Dalam penyisirannya, pasukan berseragam itu menemukan gudang miras, anak panah beracun dan senjata tajam lainnya. Demikian pula foto-foto perempuan, ratusan kondom, hingga poster porno di kawasan prostitusi yang sudah dikenal sejak 1930-an itu.

"Ada sekitar 10 ribuan bir yang kita temukan di sini (Kafe Intan), 400 anak panah yang kami duga beracun," ujar Kepala Biro Operasi Polda Metro Jaya Kombes Martuani Sormin di lokasi.

Ada pun jumlah senjata tajam yang berhasil disita yakni 2 palu, 8 linggis, 3 tang, 9 obeng, 1 senapan angin, 436 anak panah, 2 celurit, 9 golok, 1 sangkur, 1 gunting, 1 pahat, 1 kater, 1 tombak, 8 ketapel, 22 karet ketapel.

Polda Metro Jaya juga memburu para preman di Kalijodo. Kapolda Metro Jaya Tito Karnavian menginstruksikan kepada jajarannya meringkus preman yang mereka temukan di kawasan perjudian dan prostitusi itu.

Sejumlah Petugas gabungan saat berjaga di kawasan prostitusi Kalijodo, Jakarta Utara, Senin (29/2). Dalam hitungan jam, puluhan bangunan di kawasan tersebut mulai rata dengan tanah serta menjadi tontonan warga. (Liputan6.com/Immanuel Antonius)

Tepat pada akhir Februari 2016, bangunan di Kalijodo akhirnya dibongkar. Delapan bulldozer dan 25 unit truk besar dan kecil dikerahkan untuk membongkar dan mengangkut puing bangunan di Kalijodo. Pasukan gabungan dari Polisi, TNI, dan Satpol PP bersiaga selama pembongkaran.

Dalam waktu delapan jam, 378 bangunan di Kalijodo akhirnya rata dengan tanah. Kini, riwayat Kalijodo sebagai lokalisasi tertua di Jakarta pun tinggal kenangan, terkubur bersama reruntuhan kafe dan bangunan di Kalijodo.

Gubernur Ahok menyaksikan pembongkaran Kalijodo melalui televisi. Dia mengatakan, akan menyulap Kalijodo menjadi sebuah taman dan ruang terbuka hijau, di mana di dalamnya ada jogging track dan lapangan futsal. Ahok menargetkan pembagunan selesai dalam 5 bulan.

 

Wajah Baru dan Lama

Tak sampai 10 bulan sejak penertiban, wajah Kalijodo kini telah berubah total. Tak terlihat lagi lorong gelap atau rumah kumuh di kawasan ini. Ahok sudah menyulap Kalijodo menjadi taman rekreasi yang akrab disebut Ruang Publik Terpadu Tamah Anak (RPTRA).

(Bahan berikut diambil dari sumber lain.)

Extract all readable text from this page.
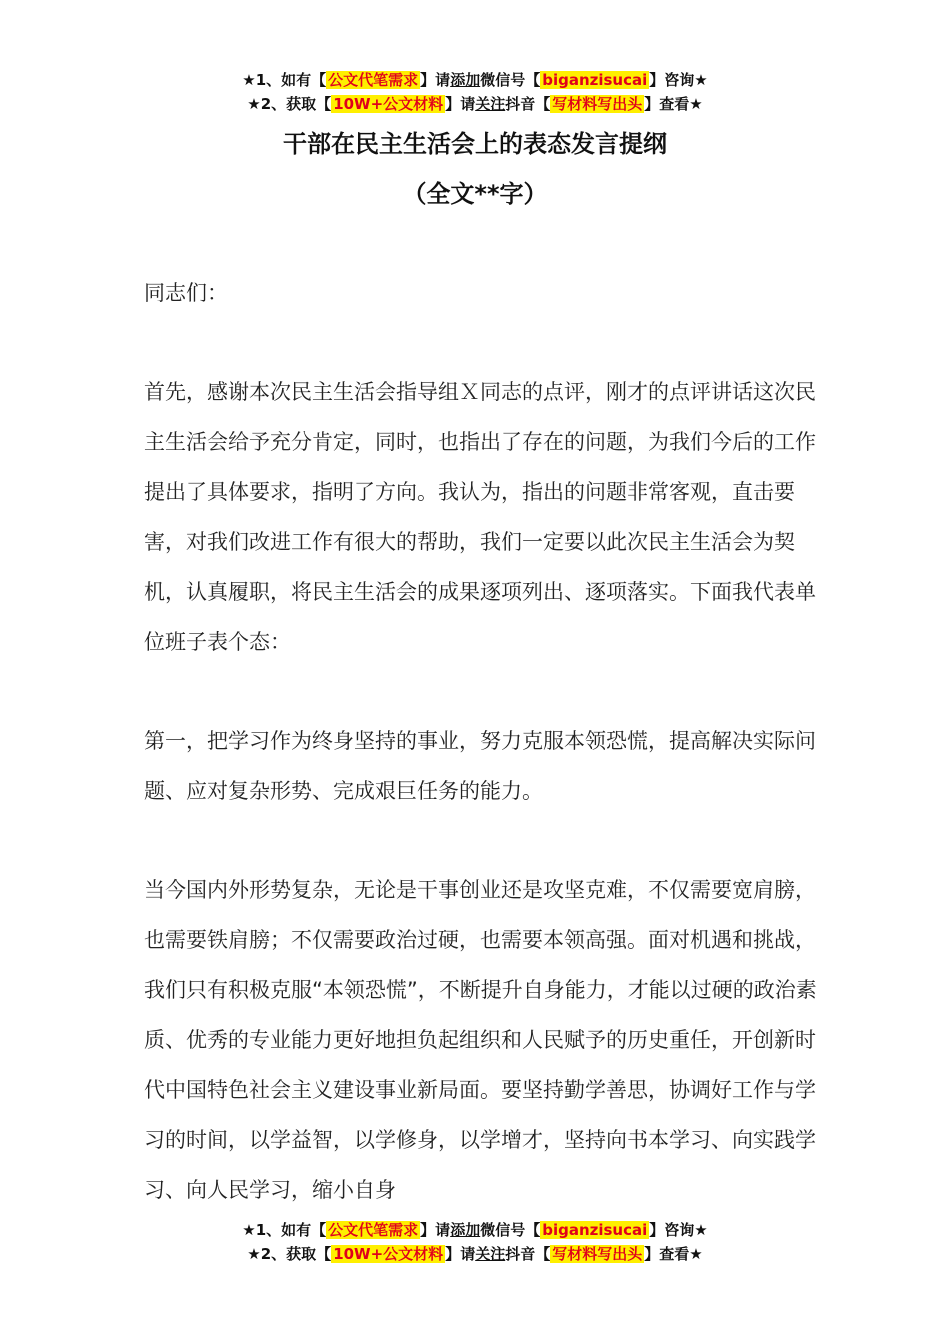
★1、如有【 公文代笔需求 】请添加微信号【 biganzisucai 】咨询★
★2、获取【 10W+公文材料 】请关注抖音【 写材料写出头 】查看★
干部在民主生活会上的表态发言提纲
（全文**字）

同志们：

首先，感谢本次民主生活会指导组Ｘ同志的点评，刚才的点评讲话这次民主生活会给予充分肯定，同时，也指出了存在的问题，为我们今后的工作提出了具体要求，指明了方向。我认为，指出的问题非常客观，直击要害，对我们改进工作有很大的帮助，我们一定要以此次民主生活会为契机，认真履职，将民主生活会的成果逐项列出、逐项落实。下面我代表单位班子表个态：

第一，把学习作为终身坚持的事业，努力克服本领恐慌，提高解决实际问题、应对复杂形势、完成艰巨任务的能力。

当今国内外形势复杂，无论是干事创业还是攻坚克难，不仅需要宽肩膀，也需要铁肩膀；不仅需要政治过硬，也需要本领高强。面对机遇和挑战，我们只有积极克服“本领恐慌”，不断提升自身能力，才能以过硬的政治素质、优秀的专业能力更好地担负起组织和人民赋予的历史重任，开创新时代中国特色社会主义建设事业新局面。要坚持勤学善思，协调好工作与学习的时间，以学益智，以学修身，以学增才，坚持向书本学习、向实践学习、向人民学习，缩小自身

★1、如有【 公文代笔需求 】请添加微信号【 biganzisucai 】咨询★
★2、获取【 10W+公文材料 】请关注抖音【 写材料写出头 】查看★
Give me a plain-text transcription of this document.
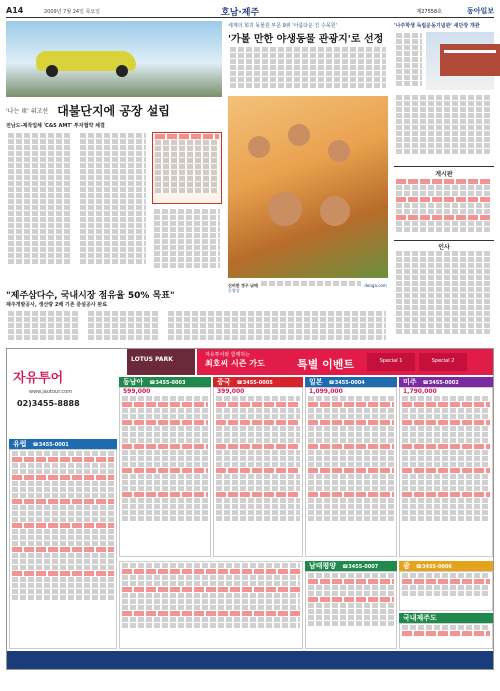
A14	2009년 7월 24일 목요일	호남·제주	제27558호	동아일보
'나는 車' 위고선 대불단지에 공장 설립
전남도-제작업체 'C&S AMT' 투자협약 체결
세계의 희귀 동물원 부문 9위 '아름다운 진 수목원'
'가볼 만한 야생동물 관광지'로 선정
신비한 정구 낚때	donga.com 동영상
'나주학생 독립운동기념관' 새단장 개관
게시판
인사
"제주삼다수, 국내시장 점유율 50% 목표"
제주개발공사, 생산량 2배 기존 증설공사 완료
자유투어
www.jautour.com
02)3455-8888
LOTUS PARK
자유투어와 함께하는
최호씨 시즌 가도	특별 이벤트	Special 1	Special 2
동남아 ☎3455-0003
599,000
중국 ☎3455-0005
399,000
일본 ☎3455-0004
1,099,000
미주 ☎3455-0002
1,790,000
유럽 ☎3455-0001
남태평양 ☎3455-0007	괌 ☎3455-0006
국내제주도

Di kawasan seluas sekitar 1 hektare lebih itu dibangun beragam fasilitas. Ada jalur lari, lapangan futsal, taman-taman yang ditanami berbagai jenis pohon, dan rumput yang lembut. Terlihat juga jalur permainan papan luncur atau skate board.

Dalam sekejap, pamor Kalijodo berubah dari lokalisasi menjadi taman rekreasi yang populer. Banyak warga Ibu Kota menjadikan RPTRA Kalijodo sebagai lokasi wisata layaknya tempat-tempat rekreasi lainnya di Jakarta. Kalau dulu Kalijodo dijauhi, kini ramai dikunjungi.

Lantas, dengan bersihnya kawasan ini, ke mana perginya warga serta pekerja seks komersial (PSK) yang dulu mendiami Kalijodo? Berbagai jalan telah diambil oleh mereka untuk melanjutkan kehidupannya. Ada yang kembali ke kampung halaman, ada juga yang tetap bertahan di Ibu Kota guna mencari peruntungan atau melanjutkan pekerjaannya sebagai PSK.

Ternyata, diam-diam mereka ada yang kembali ke Kalijodo. Gerakan mereka awalnya tak banyak mengundang perhatian, karena yang dituju bukanlah kawasan Kalijodo yang kini sudah menjadi RPTRA, melainkan Kalijodo yang berada di seberang Kali Angke atau kolong Tol Teluk Intan di Kelurahan Pejagalan.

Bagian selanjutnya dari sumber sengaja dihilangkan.